Mayfield is settled on land once regularly traversed by the Anishinaabek, ancestors of many local Native Americans today.

But like most countries, in the mid-1800s the federal government claimed these lands and made much of it available to mostly white settlers.

In Mayfield, one of these early settlers was James L. Gibbs. He and two others formed Mayfield Pond by damming Swainston Creek. They then built a sawmill. Gibbs soon became the sole proprietor of this business and also built a gristmill and clapboard mills.

In 1921, Edna’s father, Harry Sargent, joined forces with her stepfather to convert the flour mill into a hydroelectric power station, thus founding the Mayfield Electric Company. From 1921 to 1947, the company provided lighting and electricity to the village and to Kingsley.

Edna Sargent and her brother James grew up close to these family businesses, but as the wood ran out the mills eventually disappeared. But unlike many small lumber towns, Mayfield survived.

In the early to mid-1900s, the village grew from a logging town to a fishing and hunting center.

Locals Leonard Halladay and Harold Gibbs have become much sought after guides.

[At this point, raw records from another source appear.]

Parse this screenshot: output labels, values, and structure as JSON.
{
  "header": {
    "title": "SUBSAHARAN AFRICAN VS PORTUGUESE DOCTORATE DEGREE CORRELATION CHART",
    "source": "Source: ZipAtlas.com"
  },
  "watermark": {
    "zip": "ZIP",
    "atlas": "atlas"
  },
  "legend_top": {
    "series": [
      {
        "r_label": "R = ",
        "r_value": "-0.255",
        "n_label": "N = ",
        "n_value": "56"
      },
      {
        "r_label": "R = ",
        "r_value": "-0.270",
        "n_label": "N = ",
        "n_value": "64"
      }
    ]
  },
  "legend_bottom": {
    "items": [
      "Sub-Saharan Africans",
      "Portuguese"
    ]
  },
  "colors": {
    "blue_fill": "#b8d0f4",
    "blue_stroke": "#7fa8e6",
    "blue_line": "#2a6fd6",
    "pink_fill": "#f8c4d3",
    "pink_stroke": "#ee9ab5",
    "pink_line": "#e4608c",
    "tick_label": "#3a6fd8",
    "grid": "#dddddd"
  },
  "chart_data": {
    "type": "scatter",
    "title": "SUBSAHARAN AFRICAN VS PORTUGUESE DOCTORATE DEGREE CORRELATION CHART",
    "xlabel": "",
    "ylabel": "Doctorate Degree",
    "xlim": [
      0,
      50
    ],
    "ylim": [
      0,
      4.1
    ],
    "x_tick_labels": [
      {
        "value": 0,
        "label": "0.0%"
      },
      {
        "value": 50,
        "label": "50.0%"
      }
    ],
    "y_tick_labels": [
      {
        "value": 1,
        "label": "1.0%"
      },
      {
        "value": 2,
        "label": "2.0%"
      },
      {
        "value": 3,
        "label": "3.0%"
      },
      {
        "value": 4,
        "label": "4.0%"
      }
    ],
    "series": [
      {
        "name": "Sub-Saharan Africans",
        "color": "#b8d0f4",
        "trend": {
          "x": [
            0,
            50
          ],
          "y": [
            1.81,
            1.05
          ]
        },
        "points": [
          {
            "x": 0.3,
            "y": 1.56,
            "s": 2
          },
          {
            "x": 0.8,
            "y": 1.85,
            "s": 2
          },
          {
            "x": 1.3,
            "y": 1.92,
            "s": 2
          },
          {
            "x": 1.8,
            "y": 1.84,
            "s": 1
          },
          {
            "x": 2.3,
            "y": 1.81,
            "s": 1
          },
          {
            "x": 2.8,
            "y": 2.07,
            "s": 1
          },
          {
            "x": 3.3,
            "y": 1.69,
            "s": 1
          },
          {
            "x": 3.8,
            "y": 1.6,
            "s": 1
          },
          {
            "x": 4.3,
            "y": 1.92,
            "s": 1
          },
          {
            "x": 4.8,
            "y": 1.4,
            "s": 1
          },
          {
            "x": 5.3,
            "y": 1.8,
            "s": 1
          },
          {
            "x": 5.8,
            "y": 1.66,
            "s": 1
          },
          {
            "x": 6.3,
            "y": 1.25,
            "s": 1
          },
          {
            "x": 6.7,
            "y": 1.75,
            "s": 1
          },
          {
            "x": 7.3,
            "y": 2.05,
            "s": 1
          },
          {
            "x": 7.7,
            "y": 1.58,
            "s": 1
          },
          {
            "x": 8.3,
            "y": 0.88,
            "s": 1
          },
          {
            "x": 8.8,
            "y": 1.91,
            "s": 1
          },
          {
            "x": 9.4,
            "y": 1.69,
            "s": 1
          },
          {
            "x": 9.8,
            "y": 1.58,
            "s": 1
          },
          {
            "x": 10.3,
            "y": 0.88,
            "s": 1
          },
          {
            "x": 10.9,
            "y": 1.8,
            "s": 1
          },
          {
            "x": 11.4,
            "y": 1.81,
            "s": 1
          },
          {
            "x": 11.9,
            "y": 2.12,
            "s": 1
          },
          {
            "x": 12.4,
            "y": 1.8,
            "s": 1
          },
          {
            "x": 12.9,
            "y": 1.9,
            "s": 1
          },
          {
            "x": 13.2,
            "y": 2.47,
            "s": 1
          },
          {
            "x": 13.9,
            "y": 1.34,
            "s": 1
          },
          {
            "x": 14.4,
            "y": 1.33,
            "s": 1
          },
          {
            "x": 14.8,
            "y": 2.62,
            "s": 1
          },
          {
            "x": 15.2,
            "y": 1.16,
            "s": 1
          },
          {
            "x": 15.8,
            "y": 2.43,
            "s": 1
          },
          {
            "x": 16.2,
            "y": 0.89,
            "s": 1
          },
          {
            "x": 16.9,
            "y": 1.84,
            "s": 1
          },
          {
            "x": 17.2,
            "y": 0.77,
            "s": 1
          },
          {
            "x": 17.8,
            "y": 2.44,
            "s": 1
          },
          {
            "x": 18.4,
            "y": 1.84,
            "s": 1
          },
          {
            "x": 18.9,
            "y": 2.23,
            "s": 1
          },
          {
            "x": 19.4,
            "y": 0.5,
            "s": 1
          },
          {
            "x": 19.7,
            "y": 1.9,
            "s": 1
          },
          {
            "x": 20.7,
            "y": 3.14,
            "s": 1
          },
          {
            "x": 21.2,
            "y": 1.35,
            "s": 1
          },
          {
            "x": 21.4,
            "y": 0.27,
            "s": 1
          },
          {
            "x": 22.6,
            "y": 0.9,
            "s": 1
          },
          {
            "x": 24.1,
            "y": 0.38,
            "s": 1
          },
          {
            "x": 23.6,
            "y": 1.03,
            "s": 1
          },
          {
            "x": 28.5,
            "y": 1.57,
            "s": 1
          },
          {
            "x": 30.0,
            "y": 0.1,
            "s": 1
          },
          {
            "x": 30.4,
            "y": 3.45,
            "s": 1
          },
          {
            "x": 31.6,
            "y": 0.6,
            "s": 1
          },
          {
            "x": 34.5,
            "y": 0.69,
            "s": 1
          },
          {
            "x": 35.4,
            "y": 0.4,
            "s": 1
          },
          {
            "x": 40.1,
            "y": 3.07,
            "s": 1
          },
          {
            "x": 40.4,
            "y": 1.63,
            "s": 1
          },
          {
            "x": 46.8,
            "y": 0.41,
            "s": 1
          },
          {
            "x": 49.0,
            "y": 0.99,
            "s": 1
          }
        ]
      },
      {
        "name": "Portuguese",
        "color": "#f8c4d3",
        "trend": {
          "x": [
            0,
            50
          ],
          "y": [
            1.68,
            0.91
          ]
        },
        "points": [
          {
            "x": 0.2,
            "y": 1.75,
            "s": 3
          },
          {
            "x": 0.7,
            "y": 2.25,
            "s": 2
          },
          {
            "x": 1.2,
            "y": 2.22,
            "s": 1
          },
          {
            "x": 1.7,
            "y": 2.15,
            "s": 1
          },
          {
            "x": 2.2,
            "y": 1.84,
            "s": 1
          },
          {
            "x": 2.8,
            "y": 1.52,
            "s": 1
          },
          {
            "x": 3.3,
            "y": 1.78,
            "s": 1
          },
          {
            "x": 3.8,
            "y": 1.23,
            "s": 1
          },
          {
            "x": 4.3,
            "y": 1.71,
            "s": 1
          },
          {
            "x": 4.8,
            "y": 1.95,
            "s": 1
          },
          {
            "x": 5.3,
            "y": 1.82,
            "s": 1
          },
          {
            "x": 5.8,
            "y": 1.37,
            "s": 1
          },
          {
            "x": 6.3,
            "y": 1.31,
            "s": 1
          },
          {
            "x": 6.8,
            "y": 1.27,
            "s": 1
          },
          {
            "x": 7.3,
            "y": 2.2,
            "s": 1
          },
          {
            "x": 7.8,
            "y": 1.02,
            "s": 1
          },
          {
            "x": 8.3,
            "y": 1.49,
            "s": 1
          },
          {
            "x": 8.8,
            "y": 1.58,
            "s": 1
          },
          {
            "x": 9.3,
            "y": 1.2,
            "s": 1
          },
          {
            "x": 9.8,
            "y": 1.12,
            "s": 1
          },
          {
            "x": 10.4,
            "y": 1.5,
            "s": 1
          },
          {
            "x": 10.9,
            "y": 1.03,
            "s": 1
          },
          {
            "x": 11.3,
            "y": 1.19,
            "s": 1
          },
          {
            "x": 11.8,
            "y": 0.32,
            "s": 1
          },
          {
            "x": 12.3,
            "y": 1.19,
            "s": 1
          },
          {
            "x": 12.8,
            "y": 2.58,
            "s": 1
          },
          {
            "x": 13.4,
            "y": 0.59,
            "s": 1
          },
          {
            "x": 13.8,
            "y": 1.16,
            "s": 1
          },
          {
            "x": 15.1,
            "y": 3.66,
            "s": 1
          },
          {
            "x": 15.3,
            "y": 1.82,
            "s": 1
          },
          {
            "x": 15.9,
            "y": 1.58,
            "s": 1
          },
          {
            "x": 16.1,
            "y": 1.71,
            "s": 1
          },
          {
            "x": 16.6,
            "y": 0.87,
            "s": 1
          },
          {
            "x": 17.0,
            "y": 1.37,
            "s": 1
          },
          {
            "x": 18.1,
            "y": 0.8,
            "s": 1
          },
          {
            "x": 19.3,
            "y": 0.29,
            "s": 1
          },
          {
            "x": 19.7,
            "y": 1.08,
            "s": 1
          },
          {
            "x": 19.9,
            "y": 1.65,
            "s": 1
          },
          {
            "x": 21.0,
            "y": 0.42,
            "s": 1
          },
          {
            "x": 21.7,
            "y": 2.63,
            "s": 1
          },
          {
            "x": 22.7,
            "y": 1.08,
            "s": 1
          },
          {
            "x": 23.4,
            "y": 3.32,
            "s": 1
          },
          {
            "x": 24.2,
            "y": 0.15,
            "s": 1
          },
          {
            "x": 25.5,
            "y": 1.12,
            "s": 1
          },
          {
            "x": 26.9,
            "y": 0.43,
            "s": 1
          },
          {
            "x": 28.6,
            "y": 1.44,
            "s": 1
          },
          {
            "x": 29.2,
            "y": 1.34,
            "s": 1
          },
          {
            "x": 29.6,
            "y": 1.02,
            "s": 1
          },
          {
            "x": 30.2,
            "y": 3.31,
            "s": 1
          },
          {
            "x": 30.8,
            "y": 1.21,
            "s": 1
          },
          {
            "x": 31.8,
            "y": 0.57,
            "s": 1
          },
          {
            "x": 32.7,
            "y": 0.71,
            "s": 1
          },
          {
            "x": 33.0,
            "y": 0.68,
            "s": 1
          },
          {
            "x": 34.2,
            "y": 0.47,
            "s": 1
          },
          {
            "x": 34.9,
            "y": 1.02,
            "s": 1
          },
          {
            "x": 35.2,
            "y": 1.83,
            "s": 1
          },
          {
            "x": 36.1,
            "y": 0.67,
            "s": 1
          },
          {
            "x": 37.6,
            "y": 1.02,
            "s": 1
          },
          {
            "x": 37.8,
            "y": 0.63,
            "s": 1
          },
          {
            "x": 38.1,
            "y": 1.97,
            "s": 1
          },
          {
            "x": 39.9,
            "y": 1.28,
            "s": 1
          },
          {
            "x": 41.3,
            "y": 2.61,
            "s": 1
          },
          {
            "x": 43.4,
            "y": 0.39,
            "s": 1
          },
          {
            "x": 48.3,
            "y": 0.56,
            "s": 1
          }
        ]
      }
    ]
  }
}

Halladay achieved national fishing fame in 1922 when he designed the much-loved Adam’s Fly, primarily used for trout fishing.

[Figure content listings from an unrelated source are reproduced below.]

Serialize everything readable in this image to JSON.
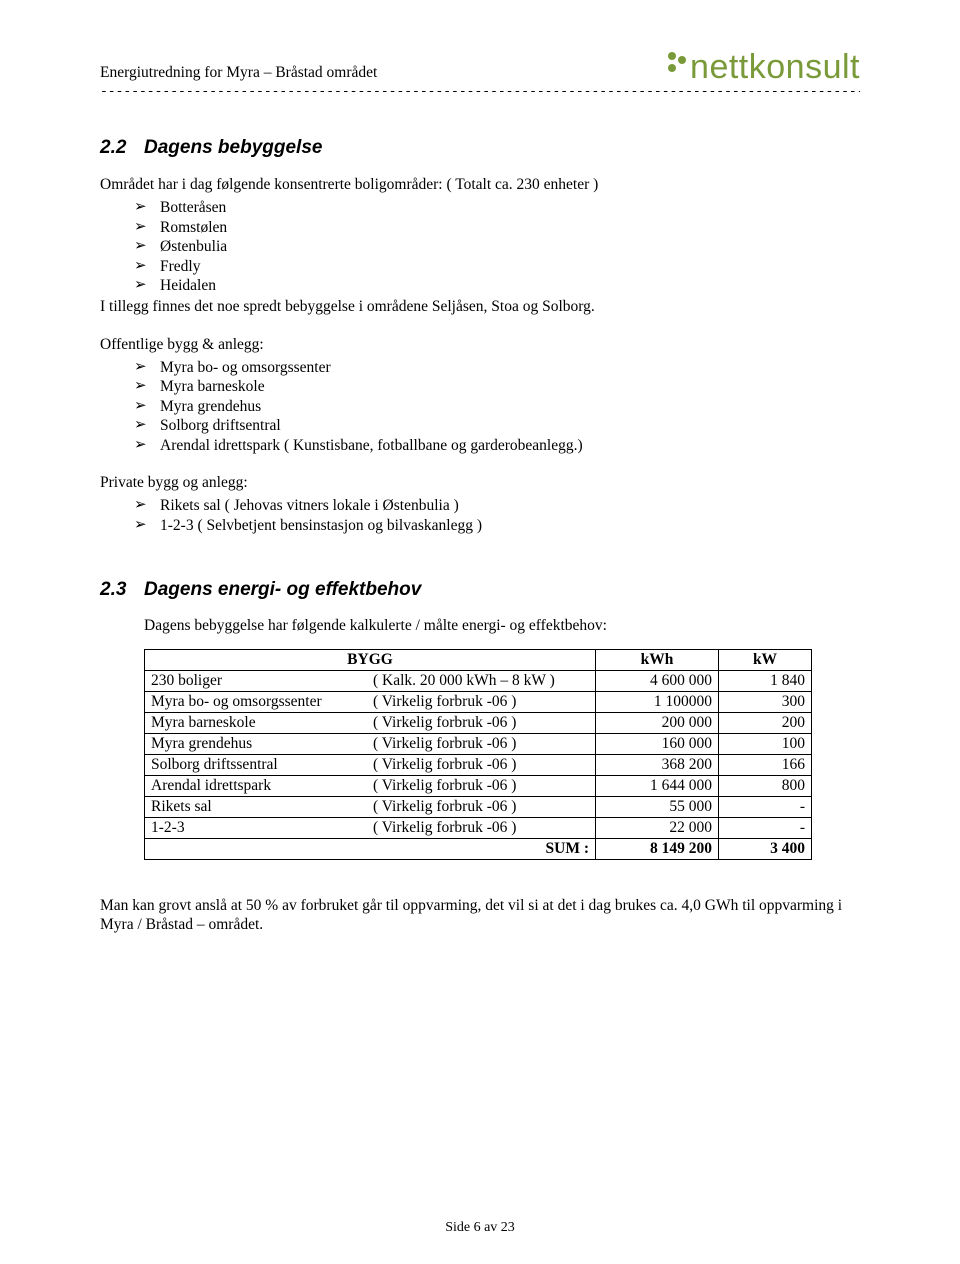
{
  "header": {
    "title": "Energiutredning for Myra – Bråstad området",
    "logo_text": "nettkonsult",
    "logo_color": "#7a9a3a",
    "dashes": "--------------------------------------------------------------------------------------------------------------"
  },
  "section22": {
    "number": "2.2",
    "title": "Dagens bebyggelse",
    "intro": "Området har i dag følgende konsentrerte boligområder: ( Totalt ca. 230 enheter )",
    "list1": [
      "Botteråsen",
      "Romstølen",
      "Østenbulia",
      "Fredly",
      "Heidalen"
    ],
    "after_list1": "I tillegg finnes det noe spredt bebyggelse i områdene Seljåsen, Stoa og Solborg.",
    "sub2_title": "Offentlige bygg & anlegg:",
    "list2": [
      "Myra bo- og omsorgssenter",
      "Myra barneskole",
      "Myra grendehus",
      "Solborg driftsentral",
      "Arendal idrettspark ( Kunstisbane, fotballbane og garderobeanlegg.)"
    ],
    "sub3_title": "Private bygg og anlegg:",
    "list3": [
      "Rikets sal ( Jehovas vitners lokale i  Østenbulia )",
      "1-2-3 ( Selvbetjent bensinstasjon og bilvaskanlegg )"
    ]
  },
  "section23": {
    "number": "2.3",
    "title": "Dagens energi- og effektbehov",
    "intro": "Dagens bebyggelse har følgende kalkulerte / målte energi- og effektbehov:",
    "table": {
      "headers": [
        "BYGG",
        "kWh",
        "kW"
      ],
      "rows": [
        {
          "name_l": "230 boliger",
          "name_r": "( Kalk.  20 000 kWh – 8 kW )",
          "kwh": "4 600 000",
          "kw": "1 840"
        },
        {
          "name_l": "Myra bo- og omsorgssenter",
          "name_r": "( Virkelig forbruk -06 )",
          "kwh": "1 100000",
          "kw": "300"
        },
        {
          "name_l": "Myra barneskole",
          "name_r": "( Virkelig forbruk -06 )",
          "kwh": "200 000",
          "kw": "200"
        },
        {
          "name_l": "Myra grendehus",
          "name_r": "( Virkelig forbruk -06 )",
          "kwh": "160 000",
          "kw": "100"
        },
        {
          "name_l": "Solborg driftssentral",
          "name_r": "( Virkelig forbruk -06 )",
          "kwh": "368 200",
          "kw": "166"
        },
        {
          "name_l": "Arendal idrettspark",
          "name_r": "( Virkelig forbruk -06 )",
          "kwh": "1 644 000",
          "kw": "800"
        },
        {
          "name_l": "Rikets sal",
          "name_r": "( Virkelig forbruk -06 )",
          "kwh": "55 000",
          "kw": "-"
        },
        {
          "name_l": "1-2-3",
          "name_r": "( Virkelig forbruk -06 )",
          "kwh": "22 000",
          "kw": "-"
        }
      ],
      "sum_label": "SUM :",
      "sum_kwh": "8 149 200",
      "sum_kw": "3 400"
    },
    "closing": "Man kan grovt anslå at 50 % av forbruket går til oppvarming, det vil si at det i dag brukes ca. 4,0 GWh til oppvarming i Myra / Bråstad – området."
  },
  "footer": "Side 6 av 23"
}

Halladay also had a hotel to the east of the old mill pond, just across the railway line.

The pond and stream were so well known that in 1916 even Ernest Hemingway and a friend spent time fishing there. Hemingway recorded that they caught two rainbow trout and six speckled trout.

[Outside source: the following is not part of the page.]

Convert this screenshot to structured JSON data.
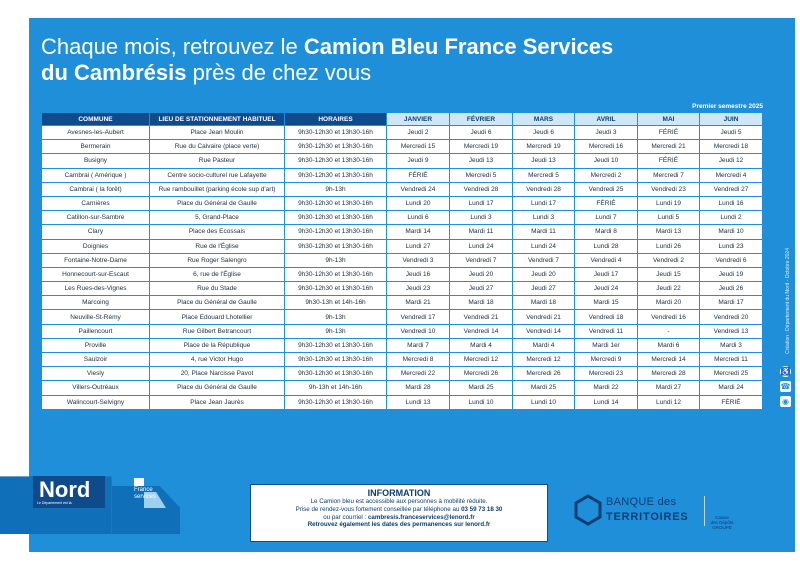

By the mid-20th century, Mayfield’s fishing and hunting businesses had declined. Today the village survives as a small settlement, easy to miss when traveling between Traverse City and Kingsley.

But those who slow down and travel west for a block or so will be handsomely rewarded. Because just at the end of the village is the Mayfield Township Park.

Tucked away are stretches of peaceful greenery, winding paths and a sparkling body of water. All this where the logs once rumbled and the mills once roared.

Creating this elegant park was no small feat. By the middle of the 20th century all the industrial buildings had disappeared, but the pond was of questionable quality, with a century of debris at the bottom, and with a decaying dam and weir just downstream.

The land closest to the pond had been sold to Les and Ann Biederman – Les being the founder of the Midwestern Broadcasting Company in Traverse City. There they built a small cabin.

This scenario changed when James Sargent, Edna’s brother, retired and returned to Mayfield from out of state.

The Biedermans soon realized how much the pond meant to Sargent and other Mayfield residents.

So, in 1984, they generously ceded the land to the township to turn it into a park.

What followed shows the good that can happen when citizens, government, and nonprofits work together. Mayfield residents, township and state government, fishing organizations, and groups like Rotary Charities have all contributed to the successful creation of the park.

In 1986 the Mayfield Park Committee was formed, leading a multi-year effort to rejuvenate the area. A diversion channel was built and the pond was drained so that silt, dirt, logs and other debris could be removed. A road was literally moved so the dam and spillway could be repaired.

In 1990, the Halladay family allowed the park to expand eastward, donating land where the Halladay Hotel once stood. The basin was filled with water.

While this was all cause for celebration, tragedy struck when committee chairman Jim Sargent died of a stroke in October 1990.

Yet the rejuvenated land was dedicated as a township park in June 1991.

Even more improvements have been made since then. Several acres have been added to the park, including a network of trails. Stone memorials, a playground and a pavilion also adorn the park.

The pavilion is on the site of the Halladay Hotel and features an original fireplace from that company.

And what about Edna Sargent?

For decades, she volunteered to help maintain Mayfield Park, regularly raking, trimming trees and doing whatever was necessary.

The resulting beauty reflects the affection she and many others have for the heritage of their village and their families.